その内容は、この場にいる者たちにとっては信じられない内容だった。
この場にいる者たちに告げられた内容は、次の通りだった。
盾の創造者はまだ完全には倒し切れていない状態であること。
サヤは手元にある闇の石を見せて、この中に閉じ込めたことを説明した。
その説明を聞いて、一斉にサヤの掌の上を覗き込む。
「さ……触っても、よろしいですか?」
「……いいよ」
エレーナは恐る恐る、人差し指を突き出し石の方へ近づけていく。
「――!」
「――きゃぁ!!」
急に近づけた石を怖がるエレーナの姿を見て、サヤは機嫌よく笑った。
「もう、サヤちゃん!?」
サヤに対して怒ることができないエレーナに変わって、ハルナがサヤに注意する。
エレーナもハルナの気持ちを察して、ハルナに向かってなんとも言えない感情でほほ笑んだ。
「あはははは!ごめんごめん、だいじょうぶだって!危なくないよ……ほら」
サヤが自分の反対の手で触ってみせて、もう一度エレーナに差し出した。
次は、しっかりと石に触れて自分の手に取って手のひらの上で転がしてみたりしてみたが、何の変化もなく安心した。
満足とこれ以上持っていると何か起こりそうな気がして、エレーナはサヤに闇の石を戻した。
「この中に……閉じ込めただけですよね?」
その言葉にサヤから先ほどまでのおどけた雰囲気は消え、周囲もその雰囲気を感じ取り、張り詰めた空気がこの部屋の中に満ちた。
「そう。

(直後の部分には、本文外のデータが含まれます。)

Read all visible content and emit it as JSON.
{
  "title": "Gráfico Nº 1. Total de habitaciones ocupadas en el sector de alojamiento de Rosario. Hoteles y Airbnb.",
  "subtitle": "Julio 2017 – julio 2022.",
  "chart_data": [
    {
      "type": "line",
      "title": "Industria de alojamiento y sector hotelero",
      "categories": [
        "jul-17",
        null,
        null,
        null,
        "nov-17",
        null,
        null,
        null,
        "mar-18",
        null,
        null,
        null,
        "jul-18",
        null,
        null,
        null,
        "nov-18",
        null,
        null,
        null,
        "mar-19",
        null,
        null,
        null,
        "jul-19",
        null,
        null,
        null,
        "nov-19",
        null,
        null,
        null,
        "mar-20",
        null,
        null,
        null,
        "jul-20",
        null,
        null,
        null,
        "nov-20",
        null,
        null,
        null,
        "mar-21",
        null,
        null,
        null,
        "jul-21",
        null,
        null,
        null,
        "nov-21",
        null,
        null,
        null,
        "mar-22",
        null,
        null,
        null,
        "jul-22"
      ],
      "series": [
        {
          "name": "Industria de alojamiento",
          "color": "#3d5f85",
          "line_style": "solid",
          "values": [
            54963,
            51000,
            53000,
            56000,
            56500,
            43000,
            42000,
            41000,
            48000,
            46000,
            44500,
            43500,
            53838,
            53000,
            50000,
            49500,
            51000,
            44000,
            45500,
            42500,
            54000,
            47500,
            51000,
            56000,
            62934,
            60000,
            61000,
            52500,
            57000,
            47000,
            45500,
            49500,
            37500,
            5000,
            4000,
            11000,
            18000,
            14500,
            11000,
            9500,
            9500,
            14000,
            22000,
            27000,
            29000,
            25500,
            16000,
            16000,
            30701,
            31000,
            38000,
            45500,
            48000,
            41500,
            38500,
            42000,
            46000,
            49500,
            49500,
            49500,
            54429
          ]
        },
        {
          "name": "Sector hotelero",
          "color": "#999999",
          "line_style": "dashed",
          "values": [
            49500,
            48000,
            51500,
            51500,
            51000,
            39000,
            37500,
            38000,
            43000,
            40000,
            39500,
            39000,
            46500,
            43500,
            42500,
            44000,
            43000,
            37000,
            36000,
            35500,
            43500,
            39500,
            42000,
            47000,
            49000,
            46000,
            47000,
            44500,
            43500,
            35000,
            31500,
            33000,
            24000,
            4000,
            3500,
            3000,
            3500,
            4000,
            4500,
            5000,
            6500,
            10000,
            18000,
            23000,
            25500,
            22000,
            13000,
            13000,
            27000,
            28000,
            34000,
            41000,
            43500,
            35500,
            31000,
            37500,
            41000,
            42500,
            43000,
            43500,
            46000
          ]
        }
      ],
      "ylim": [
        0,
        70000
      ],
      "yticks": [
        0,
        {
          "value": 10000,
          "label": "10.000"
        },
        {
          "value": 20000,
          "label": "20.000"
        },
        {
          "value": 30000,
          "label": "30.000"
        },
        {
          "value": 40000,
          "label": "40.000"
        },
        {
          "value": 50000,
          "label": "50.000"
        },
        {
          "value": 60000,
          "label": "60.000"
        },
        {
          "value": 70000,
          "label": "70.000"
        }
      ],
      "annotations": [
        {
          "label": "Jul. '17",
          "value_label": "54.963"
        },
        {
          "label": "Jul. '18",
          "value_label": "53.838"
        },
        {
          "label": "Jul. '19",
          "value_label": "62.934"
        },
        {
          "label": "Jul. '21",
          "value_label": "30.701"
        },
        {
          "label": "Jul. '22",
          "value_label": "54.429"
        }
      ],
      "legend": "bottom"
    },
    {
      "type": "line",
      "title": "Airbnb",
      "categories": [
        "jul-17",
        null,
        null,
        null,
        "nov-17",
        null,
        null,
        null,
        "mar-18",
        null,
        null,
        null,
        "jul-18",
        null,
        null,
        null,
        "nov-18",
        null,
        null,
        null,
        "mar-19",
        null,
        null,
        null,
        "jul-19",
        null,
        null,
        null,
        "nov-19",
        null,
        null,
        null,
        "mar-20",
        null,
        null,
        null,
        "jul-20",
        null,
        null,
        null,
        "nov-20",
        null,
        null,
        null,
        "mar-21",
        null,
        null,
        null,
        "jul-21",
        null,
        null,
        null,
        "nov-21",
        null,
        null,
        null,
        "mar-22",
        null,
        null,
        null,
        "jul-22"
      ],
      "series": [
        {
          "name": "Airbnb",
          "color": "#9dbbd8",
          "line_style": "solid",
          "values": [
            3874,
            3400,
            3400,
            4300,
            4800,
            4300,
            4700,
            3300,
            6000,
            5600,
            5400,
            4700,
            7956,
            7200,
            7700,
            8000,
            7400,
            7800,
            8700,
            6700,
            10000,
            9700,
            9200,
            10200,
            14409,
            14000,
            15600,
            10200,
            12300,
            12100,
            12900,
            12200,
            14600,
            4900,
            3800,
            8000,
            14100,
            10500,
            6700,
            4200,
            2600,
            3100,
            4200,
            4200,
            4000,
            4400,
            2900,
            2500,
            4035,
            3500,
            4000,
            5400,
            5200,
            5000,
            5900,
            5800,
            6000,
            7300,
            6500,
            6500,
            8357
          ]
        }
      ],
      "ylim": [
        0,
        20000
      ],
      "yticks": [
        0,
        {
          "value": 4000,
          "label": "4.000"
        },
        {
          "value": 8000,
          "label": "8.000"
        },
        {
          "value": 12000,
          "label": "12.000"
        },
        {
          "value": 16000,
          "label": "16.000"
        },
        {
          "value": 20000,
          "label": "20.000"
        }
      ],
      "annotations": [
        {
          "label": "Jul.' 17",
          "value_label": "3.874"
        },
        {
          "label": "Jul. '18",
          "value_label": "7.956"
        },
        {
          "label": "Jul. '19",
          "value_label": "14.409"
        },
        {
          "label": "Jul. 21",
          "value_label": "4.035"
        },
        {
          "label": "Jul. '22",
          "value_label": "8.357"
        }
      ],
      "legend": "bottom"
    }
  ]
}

これはただ閉じ込めただけ……多分すぐには出てこれたとしても、すぐには出てこれないとは思う……”思う”って言ったのは、これから先のことは何が起こるか分からないってこと。アタシたちが相手にしていたのは、この世界を創ったやつらだよ?そんな奴らをここに閉じ込められたのは……まぁ、いろいろラッキーだったけど、そんな奴らがアタシたちの考えてることを越えてくる可能性もあるってことって意味……わかる?」
サヤの言葉に、ステイビルがこの場を代表して、サヤの言葉の最後の問いかけに応じた。
「確かに……そうですね。もう我々では、何が起こったのか理解できないところです。ですので、お聞かせいただけませんか?”それ”をこれからどうするおつもりなのですか?」
サヤはハルナの顔を見る。
そして決められていたように、自分の役目だとハルナは口を開いた。
「私が”これ”を溶かしていくことになったんです」
そう言うと、エレーナたちには思い当たることがあったのか、安心したような顔つきになった。
コボルトの兄弟や、”精霊と自然の恵み”亭の女性のフライヤが瘴気に犯されていたとき、ハルナの精霊のフウカや剣の創造者の剣の放つ聖なる光で瘴気を消し去っていたことを。
「よかった、ずっとこのままなのかと思っちゃった……で、それはいつ頃消えてなくなるの?一週間?一か月後くらい?」
エレーナからの質問への答えは、ラファエルが応じた。